Different people have different guilty pleasures. Some binge watch their favorite show on Netflix. Some find a new favorite computer game and play for hours. Here’s my admission: I love watching professional tennis. The commentary, the athletic feats, the players’ different characteristics. There’s something about a good tennis match that has me sitting on the edge of my seat, watching the action, listening to the announcer’s commentary. This year’s Wimbledon was beyond extraordinary, especially the level of the men’s semifinals with phenomenal efforts from Novak Djokovic, Kevin Anderson, Rafael Nadal, and John Isner. Over the two-week period of the tournament, heartwarming stories of comebacks and struggles stayed with me as I watched while I ate breakfast, folded laundry, and more. As a writer, I listened to post-match interviews and I also read quotes from players. As a write-at-home mom, I drew inspiration from Serena Williams’ road to the finals and her interviews about being a tennis player and mother. Tennis and romance writing have much more in common than only the word love. Here are some writing tips based on quotes from tennis players at the 2018 Wimbledon Championships.
“I’d fight a bear for you. Not a grizzly bear. Or a brown bear. Or a panda bear. But maybe like a Care Bear. Yeah, I’d fight one of those.” Bethanie Mattek-Sands, talking about her doubles’ partner, Lucie Safarova.
A little tongue-in-cheek, but nevertheless a great quote that can easily refer to the importance of a great critique partner, accountability partner, or support group. Many writers tend to be introverts; I myself am an introvert, but I would fight a bear for my critique partner. Okay, like Bethanie Mattek-Sands, I’d also qualify my bear opponent to be a Care Bear, but I totally get this quote. My critique partner has read my work. She reminds me when I need to add emotion, but she also inserts smiley faces. For me, a support system of writers who encourage me is essential. Once you find people who are with you on your writing journey, it becomes a little easier to sit down and write.
“After each win throughout these ten days, I’ve had a KitKat. I’m not going to change that now.” John Isner, men’s semifinalist.

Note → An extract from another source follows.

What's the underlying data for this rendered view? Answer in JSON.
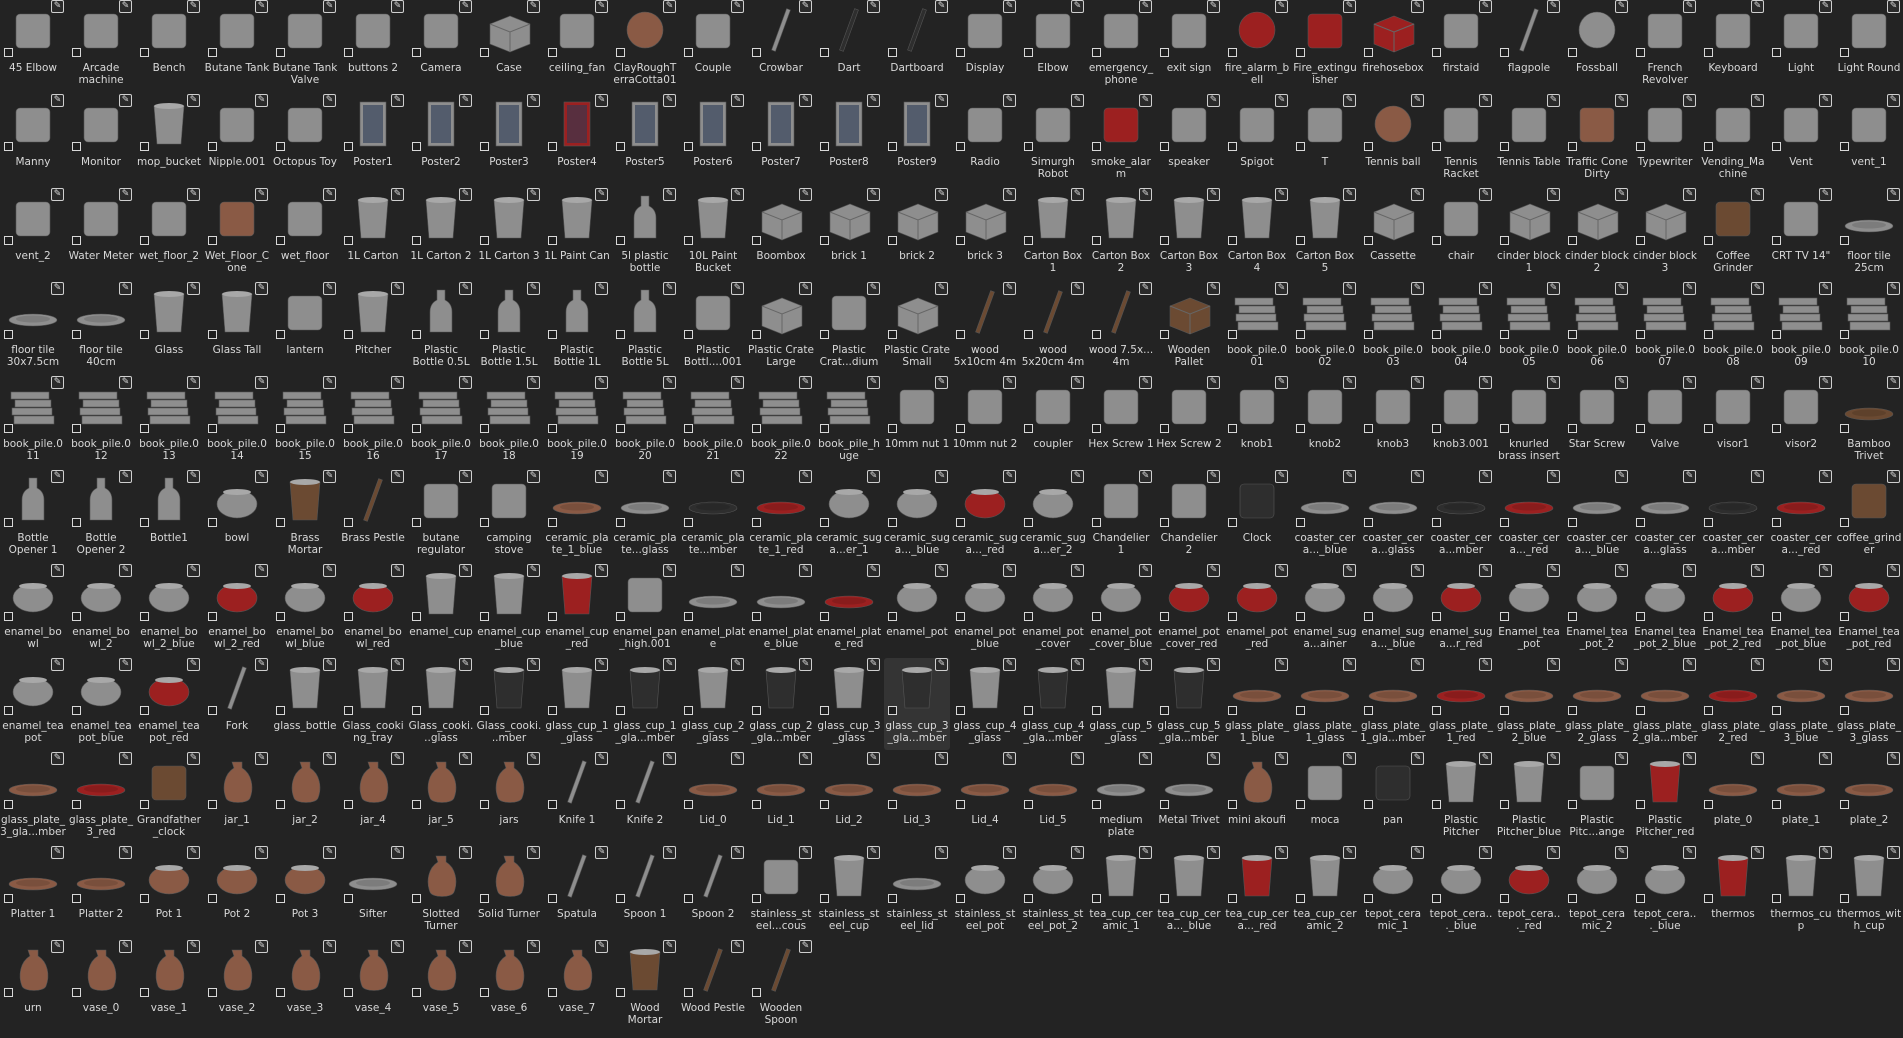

Superstition and rewards. As a writer, I can so totally relate to this. I like the concept of rewards. When I hit my week goals, it’s nice to be able to look forward to a KitKat or a Ghiradelli Dark Chocolate Caramel square. If I don’t hit my weekly goals but I accomplished something I didn’t have a week ago, it’s nice to look forward to a Hershey Miniature like a Krackle. Rewards are such great motivation. Don’t beat yourself up if you set a goal and don’t reach it, but at the same time, don’t let yourself get complacent if you chose to goof-off. If I don’t meet my goals because I chose to watch both men’s semifinals in their entirety (which, for the record, I didn’t), then maybe that’s not the week to reward myself. But if I worked hard and I made progress, I can enjoy that episode of Death in Paradise a little more.
“Trust in yourself. Trust the process.” Novak Djokovic.
Ultimately, whether it’s via a support group or with the positive reinforcement of rewards, a writer has to learn his or her process, write, and trust that process. There’s a reason so many writers often repeat the mantra of BICHOK (bottom in chair; hands on keyboard). Because that’s the only way you can learn to trust yourself as a writer and learn your process.
Thanks to all the incredible players and matches that were so fun to watch. Thanks to the commentators and players for inspirational quotes that helped me reflect on life as a writer. Only a couple of weeks until the US Open. I’ll be listening and watching. That is, once I sit in the chair and write for the day.